Abstract

Sixth Amendment sentencing jurisprudence has followed a crooked path. This Article offers a critique, a solution, and a suggested way forward. As currently explained by the Supreme Court, the Booker line of cases lacks a secure foothold in the Sixth Amendment's right to trial, fails to allay concerns that post-Booker appellate sentencing review might itself lead to Booker violations, and cannot explain how the Sixth Amendment underlies the Court's post-Booker decisions regarding federal sentencing. Moreover, this apparently unprincipled constitutional doctrine is pushing courts toward the conclusion that federal district court sentencing decisions are effectively unreviewable - a result that would invite inequitable sentencing disparities. The key to solving these dilemmas is to justify Booker's constitutional rule on the grounds that it discourages legislatures from deliberately shifting fact-finding responsibilities away from juries and toward judges. This jury circumvention approach highlights the possibility that, despite the Booker rule, courts might bow to congressional efforts to empower judges at juries' expense.
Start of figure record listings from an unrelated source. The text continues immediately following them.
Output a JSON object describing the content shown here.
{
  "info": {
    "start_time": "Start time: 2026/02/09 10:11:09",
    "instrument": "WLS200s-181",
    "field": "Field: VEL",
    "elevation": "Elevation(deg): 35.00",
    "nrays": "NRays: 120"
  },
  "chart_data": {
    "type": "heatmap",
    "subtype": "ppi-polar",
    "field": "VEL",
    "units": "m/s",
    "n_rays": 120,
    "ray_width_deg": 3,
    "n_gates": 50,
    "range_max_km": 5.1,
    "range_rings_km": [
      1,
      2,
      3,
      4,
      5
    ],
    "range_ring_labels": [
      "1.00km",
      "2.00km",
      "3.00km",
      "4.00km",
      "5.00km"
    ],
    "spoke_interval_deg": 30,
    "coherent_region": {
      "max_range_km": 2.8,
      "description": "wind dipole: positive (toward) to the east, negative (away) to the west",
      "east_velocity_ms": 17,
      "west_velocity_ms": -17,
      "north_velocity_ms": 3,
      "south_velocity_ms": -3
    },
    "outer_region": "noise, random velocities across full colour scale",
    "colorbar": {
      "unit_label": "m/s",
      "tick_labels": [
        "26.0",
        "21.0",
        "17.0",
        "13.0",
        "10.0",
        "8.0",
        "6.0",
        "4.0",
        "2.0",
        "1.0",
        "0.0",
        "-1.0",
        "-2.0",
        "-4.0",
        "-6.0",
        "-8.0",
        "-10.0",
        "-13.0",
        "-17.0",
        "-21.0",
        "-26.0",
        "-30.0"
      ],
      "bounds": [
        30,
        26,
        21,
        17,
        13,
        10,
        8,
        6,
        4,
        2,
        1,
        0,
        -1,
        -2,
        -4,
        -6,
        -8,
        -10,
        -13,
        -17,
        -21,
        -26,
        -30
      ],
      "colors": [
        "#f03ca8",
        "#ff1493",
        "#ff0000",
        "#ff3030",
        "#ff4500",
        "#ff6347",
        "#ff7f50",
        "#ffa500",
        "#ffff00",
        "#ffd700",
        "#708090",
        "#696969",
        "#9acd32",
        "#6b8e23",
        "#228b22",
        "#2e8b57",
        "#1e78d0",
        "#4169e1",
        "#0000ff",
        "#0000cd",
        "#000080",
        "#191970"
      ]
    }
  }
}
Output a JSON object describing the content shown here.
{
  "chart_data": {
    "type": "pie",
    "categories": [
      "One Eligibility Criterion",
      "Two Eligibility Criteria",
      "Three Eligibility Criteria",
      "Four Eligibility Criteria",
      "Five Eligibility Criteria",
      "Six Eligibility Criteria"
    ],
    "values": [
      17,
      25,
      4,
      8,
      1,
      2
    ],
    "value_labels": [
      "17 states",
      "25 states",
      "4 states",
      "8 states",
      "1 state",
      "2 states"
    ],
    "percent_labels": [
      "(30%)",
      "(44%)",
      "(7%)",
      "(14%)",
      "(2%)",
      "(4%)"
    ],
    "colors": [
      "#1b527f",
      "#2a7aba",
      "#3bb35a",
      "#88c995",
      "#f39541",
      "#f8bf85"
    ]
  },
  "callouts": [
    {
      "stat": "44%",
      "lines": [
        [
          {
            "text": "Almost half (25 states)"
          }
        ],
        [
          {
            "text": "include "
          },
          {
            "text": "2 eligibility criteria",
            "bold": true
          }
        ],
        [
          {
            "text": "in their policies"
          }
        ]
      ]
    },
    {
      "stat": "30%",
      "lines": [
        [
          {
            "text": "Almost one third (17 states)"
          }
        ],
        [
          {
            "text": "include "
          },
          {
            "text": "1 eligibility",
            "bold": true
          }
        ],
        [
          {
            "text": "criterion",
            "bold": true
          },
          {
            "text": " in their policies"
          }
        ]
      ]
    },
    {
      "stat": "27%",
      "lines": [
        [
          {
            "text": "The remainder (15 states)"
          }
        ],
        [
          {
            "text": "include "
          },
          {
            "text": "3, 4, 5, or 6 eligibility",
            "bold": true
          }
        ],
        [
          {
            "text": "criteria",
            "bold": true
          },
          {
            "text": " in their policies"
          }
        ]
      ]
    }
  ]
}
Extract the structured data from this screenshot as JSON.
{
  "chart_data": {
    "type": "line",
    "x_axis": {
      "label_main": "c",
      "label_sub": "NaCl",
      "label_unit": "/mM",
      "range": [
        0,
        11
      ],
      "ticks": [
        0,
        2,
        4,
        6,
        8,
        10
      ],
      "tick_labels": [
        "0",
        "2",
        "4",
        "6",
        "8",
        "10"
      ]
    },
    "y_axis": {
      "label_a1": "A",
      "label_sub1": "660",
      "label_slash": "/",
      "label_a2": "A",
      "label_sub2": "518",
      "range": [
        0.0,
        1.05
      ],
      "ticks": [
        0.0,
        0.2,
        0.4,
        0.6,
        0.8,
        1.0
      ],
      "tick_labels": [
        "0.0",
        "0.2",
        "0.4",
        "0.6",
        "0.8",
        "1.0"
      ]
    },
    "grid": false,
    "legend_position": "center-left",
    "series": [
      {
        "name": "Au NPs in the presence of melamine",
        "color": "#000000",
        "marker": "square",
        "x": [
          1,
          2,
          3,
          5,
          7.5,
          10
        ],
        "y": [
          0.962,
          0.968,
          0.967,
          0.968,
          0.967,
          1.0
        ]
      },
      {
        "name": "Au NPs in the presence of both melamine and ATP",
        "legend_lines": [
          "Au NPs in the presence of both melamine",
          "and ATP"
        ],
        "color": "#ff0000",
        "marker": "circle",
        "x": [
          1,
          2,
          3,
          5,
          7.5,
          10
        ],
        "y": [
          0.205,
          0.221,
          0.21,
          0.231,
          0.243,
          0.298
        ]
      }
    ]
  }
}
Gall and Kimbrough are best understood as an effort to address this issue by insisting that federal courts both issue and review sentences based on their own independent judgment, without deferring either to Congress or to the US Sentencing Commission. On this approach, the Supreme Court's Sixth Amendment jurisprudence is fully compatible with robust substantive appellate review of federal district court sentencing decisions.